Prometheus Alertmanager Rules

groups:
  - name: certwatch
    rules:
      # Certificate expiring soon
      - alert: CertificateExpiringSoon
        expr: certwatch_certificate_days_until_expiry < 30
        for: 1h
        labels:
          severity: warning
        annotations:
          summary: "Certificate expiring soon"
          description: "{{ $labels.hostname }}:{{ $labels.port }} expires in {{ $value }} days"

      # Certificate expiring very soon
      - alert: CertificateExpiringCritical
        expr: certwatch_certificate_days_until_expiry < 7
        for: 5m
        labels:
          severity: critical
        annotations:
          summary: "Certificate expiring critically soon"
          description: "{{ $labels.hostname }}:{{ $labels.port }} expires in {{ $value }} days"

      # Certificate invalid
      - alert: CertificateInvalid
        expr: certwatch_certificate_valid == 0
        for: 5m
        labels:
          severity: critical
        annotations:
          summary: "Certificate is invalid"
          description: "{{ $labels.hostname }}:{{ $labels.port }} certificate validation failed"

      # Chain validation failed
      - alert: CertificateChainInvalid
        expr: certwatch_certificate_chain_valid == 0
        for: 5m
        labels:
          severity: warning
        annotations:
          summary: "Certificate chain validation failed"
          description: "{{ $labels.hostname }}:{{ $labels.port }} has chain issues"

      # Agent not scanning
      - alert: AgentNotScanning
        expr: rate(certwatch_scan_total[10m]) == 0
        for: 15m
        labels:
          severity: warning
        annotations:
          summary: "CertWatch agent not scanning"
          description: "No scans have occurred in the last 15 minutes"

Grafana Dashboard

Create a Grafana dashboard with these panels:

Certificate Overview

# Certificates by days until expiry
sort_desc(certwatch_certificate_days_until_expiry)

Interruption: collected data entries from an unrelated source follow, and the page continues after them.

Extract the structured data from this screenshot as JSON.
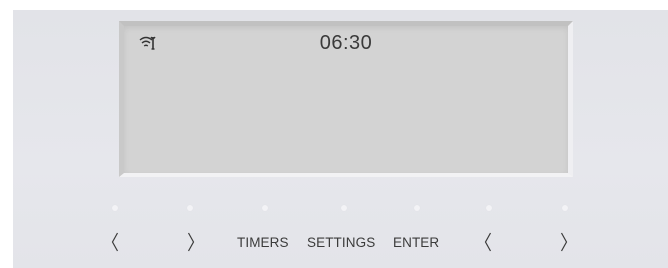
{
  "display": {
    "clock": "06:30",
    "status_icon": "wifi-wrench-icon"
  },
  "buttons": {
    "left_1": {
      "icon": "chevron-left-icon"
    },
    "right_1": {
      "icon": "chevron-right-icon"
    },
    "timers": "TIMERS",
    "settings": "SETTINGS",
    "enter": "ENTER",
    "left_2": {
      "icon": "chevron-left-icon"
    },
    "right_2": {
      "icon": "chevron-right-icon"
    }
  },
  "colors": {
    "panel": "#e4e5ea",
    "screen": "#d3d3d3",
    "text": "#3b3b3b"
  }
}
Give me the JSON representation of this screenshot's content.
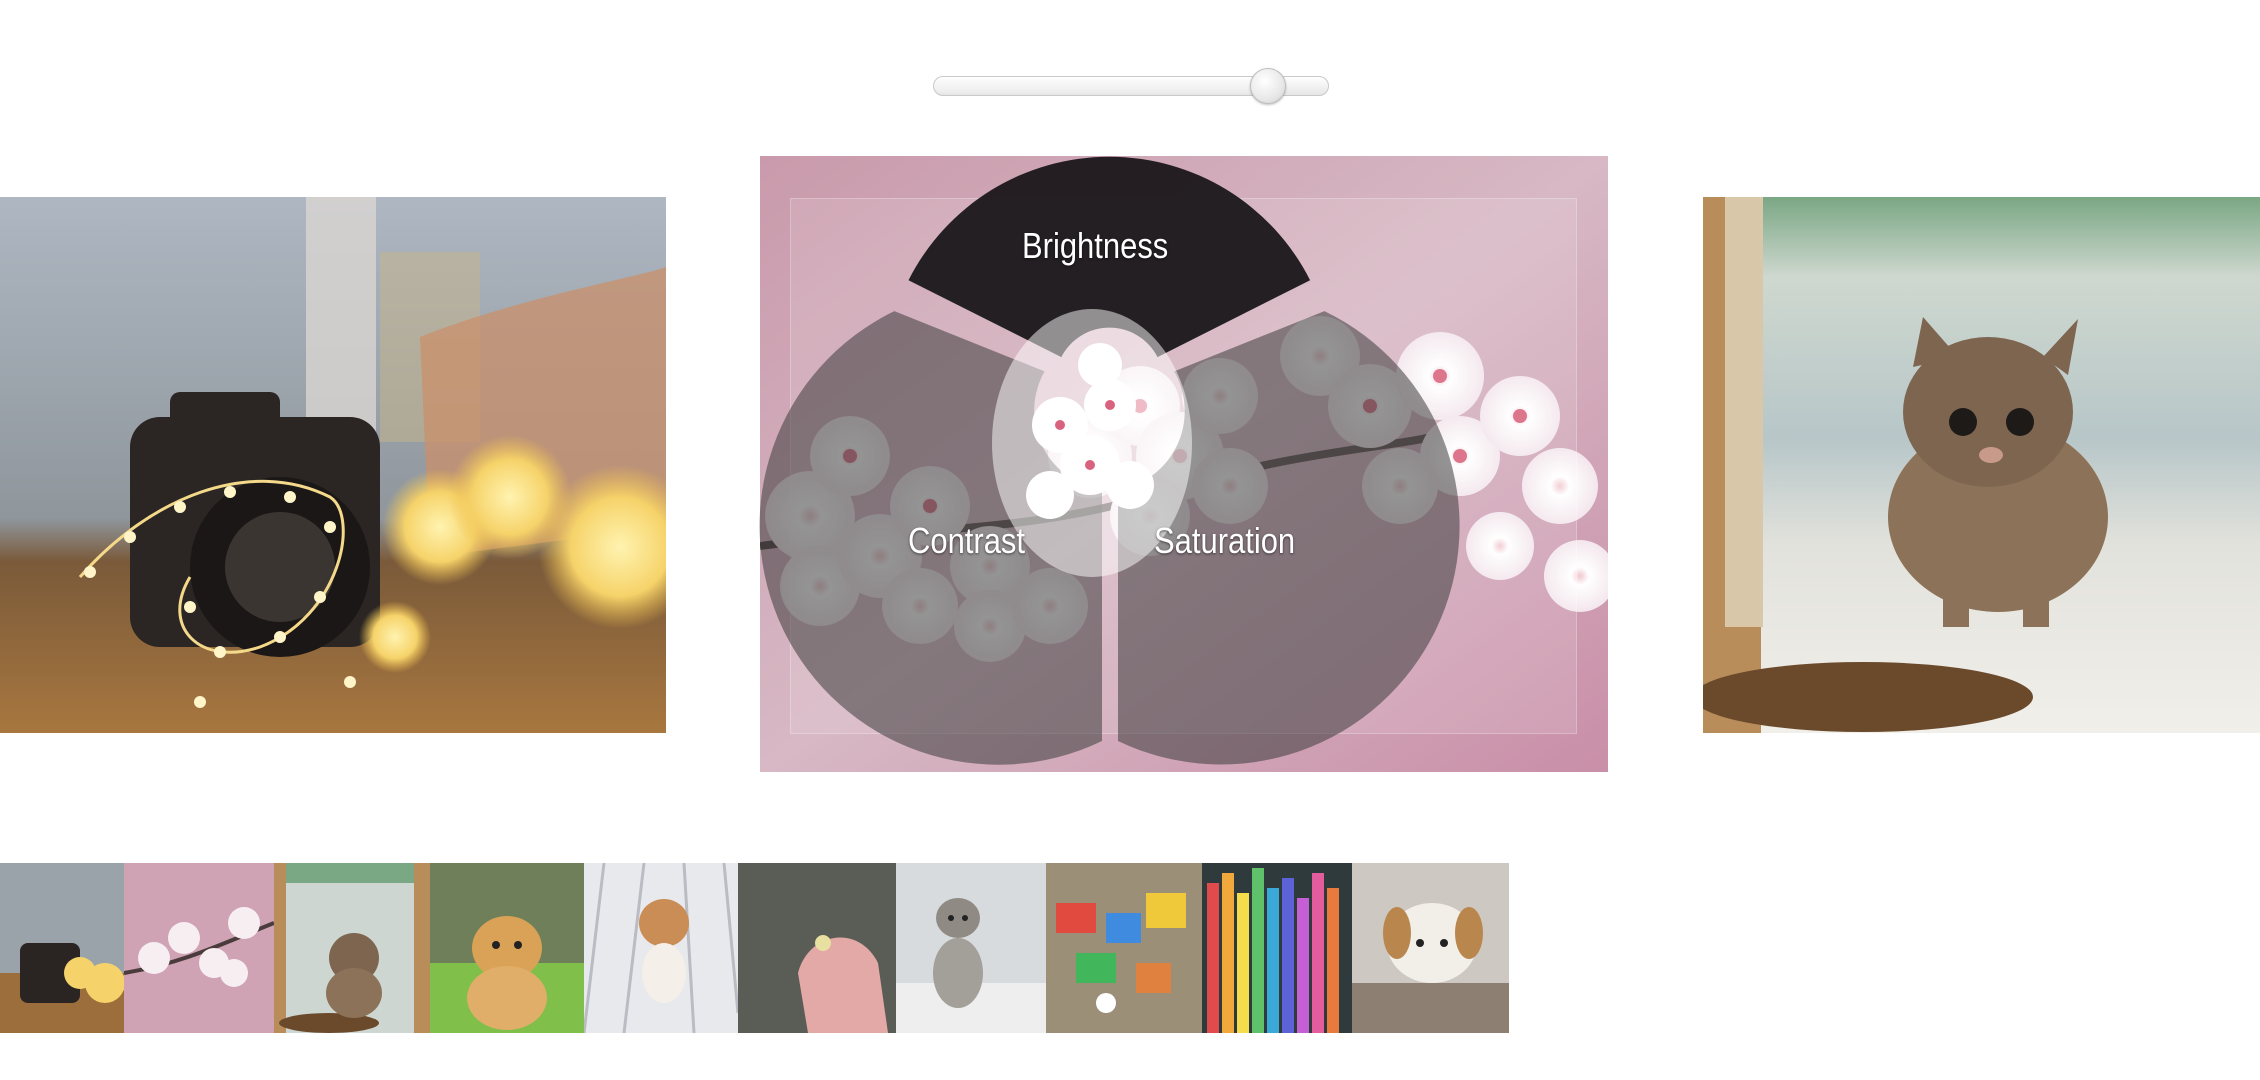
{
  "slider": {
    "value_fraction": 0.88
  },
  "radial_menu": {
    "brightness_label": "Brightness",
    "contrast_label": "Contrast",
    "saturation_label": "Saturation"
  },
  "images": {
    "previous": "camera-with-fairy-lights",
    "current": "cherry-blossom-branch",
    "next": "kitten-on-cat-tree"
  },
  "thumbnails": [
    "camera-with-fairy-lights",
    "cherry-blossom-branch",
    "kitten-on-cat-tree",
    "golden-puppy-on-grass",
    "puppy-on-white-deck",
    "hand-holding-object",
    "tabby-kitten-standing",
    "colorful-toys",
    "colored-pencils",
    "puppy-on-rug"
  ],
  "colors": {
    "menu_active": "#1e1a1d",
    "menu_inactive": "rgba(60,60,60,0.55)",
    "menu_label": "#ffffff"
  }
}
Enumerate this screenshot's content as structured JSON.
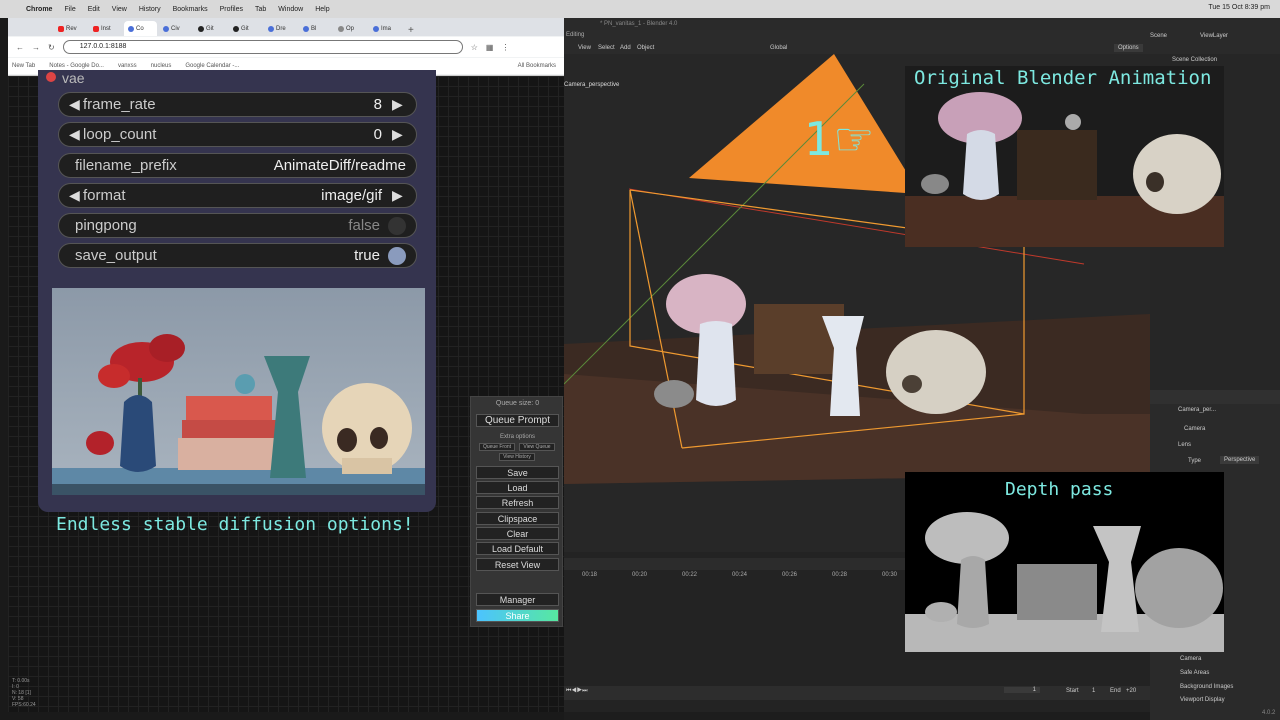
{
  "macbar": {
    "items": [
      "Chrome",
      "File",
      "Edit",
      "View",
      "History",
      "Bookmarks",
      "Profiles",
      "Tab",
      "Window",
      "Help"
    ],
    "clock": "Tue 15 Oct 8:39 pm"
  },
  "browser": {
    "tabs": [
      "Rev",
      "Inst",
      "Co",
      "Civ",
      "Git",
      "Git",
      "Dre",
      "Bl",
      "Op",
      "Ima"
    ],
    "url": "127.0.0.1:8188",
    "bookmarks": [
      "New Tab",
      "Notes - Google Do...",
      "vanxss",
      "nucleus",
      "Google Calendar -..."
    ],
    "all_bookmarks": "All Bookmarks"
  },
  "node": {
    "title": "vae",
    "widgets": [
      {
        "label": "frame_rate",
        "value": "8",
        "kind": "number"
      },
      {
        "label": "loop_count",
        "value": "0",
        "kind": "number"
      },
      {
        "label": "filename_prefix",
        "value": "AnimateDiff/readme",
        "kind": "text"
      },
      {
        "label": "format",
        "value": "image/gif",
        "kind": "combo"
      },
      {
        "label": "pingpong",
        "value": "false",
        "kind": "toggle"
      },
      {
        "label": "save_output",
        "value": "true",
        "kind": "toggle"
      }
    ]
  },
  "caption": "Endless stable diffusion options!",
  "queue": {
    "size_label": "Queue size: 0",
    "queue_prompt": "Queue Prompt",
    "extra_options": "Extra options",
    "queue_front": "Queue Front",
    "view_queue": "View Queue",
    "view_history": "View History",
    "buttons": [
      "Save",
      "Load",
      "Refresh",
      "Clipspace",
      "Clear",
      "Load Default",
      "Reset View"
    ],
    "manager": "Manager",
    "share": "Share"
  },
  "stats": [
    "T: 0.00s",
    "I: 0",
    "N: 18 [1]",
    "V: 58",
    "FPS:60.24"
  ],
  "blender": {
    "title": "* PN_vanitas_1 - Blender 4.0",
    "menus": [
      "View",
      "Select",
      "Add",
      "Object"
    ],
    "mode": "Editing",
    "orientation": "Global",
    "scene": "Scene",
    "viewlayer": "ViewLayer",
    "options": "Options",
    "collection": "Scene Collection",
    "camera_label": "Camera_perspective",
    "ticks": [
      "00:18",
      "00:20",
      "00:22",
      "00:24",
      "00:26",
      "00:28",
      "00:30"
    ],
    "frame": "1",
    "start_label": "Start",
    "start": "1",
    "end_label": "End",
    "end": "+20",
    "props": {
      "object": "Camera_per...",
      "data": "Camera",
      "lens": "Lens",
      "type_label": "Type",
      "type": "Perspective",
      "sections": [
        "Camera",
        "Safe Areas",
        "Background Images",
        "Viewport Display"
      ]
    },
    "version": "4.0.2"
  },
  "overlays": {
    "original": "Original Blender Animation",
    "depth": "Depth pass"
  }
}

# Certificates expiring within 30 days
count(certwatch_certificate_days_until_expiry < 30)

# Invalid certificates
count(certwatch_certificate_valid == 0)

Agent Health

# Scan success rate
rate(certwatch_scan_total{status="success"}[5m]) / rate(certwatch_scan_total[5m])

# Sync success rate
rate(certwatch_sync_total{status="success"}[5m]) / rate(certwatch_sync_total[5m])

# Scan duration (p99)
histogram_quantile(0.99, rate(certwatch_scan_duration_seconds_bucket[5m]))

Disabling Observability

To run without metrics and health endpoints: 
agent:
  metrics_port: 0
  heartbeat_interval: 0
Disabling metrics removes the ability to use Kubernetes health probes. The agent will rely only on process liveness.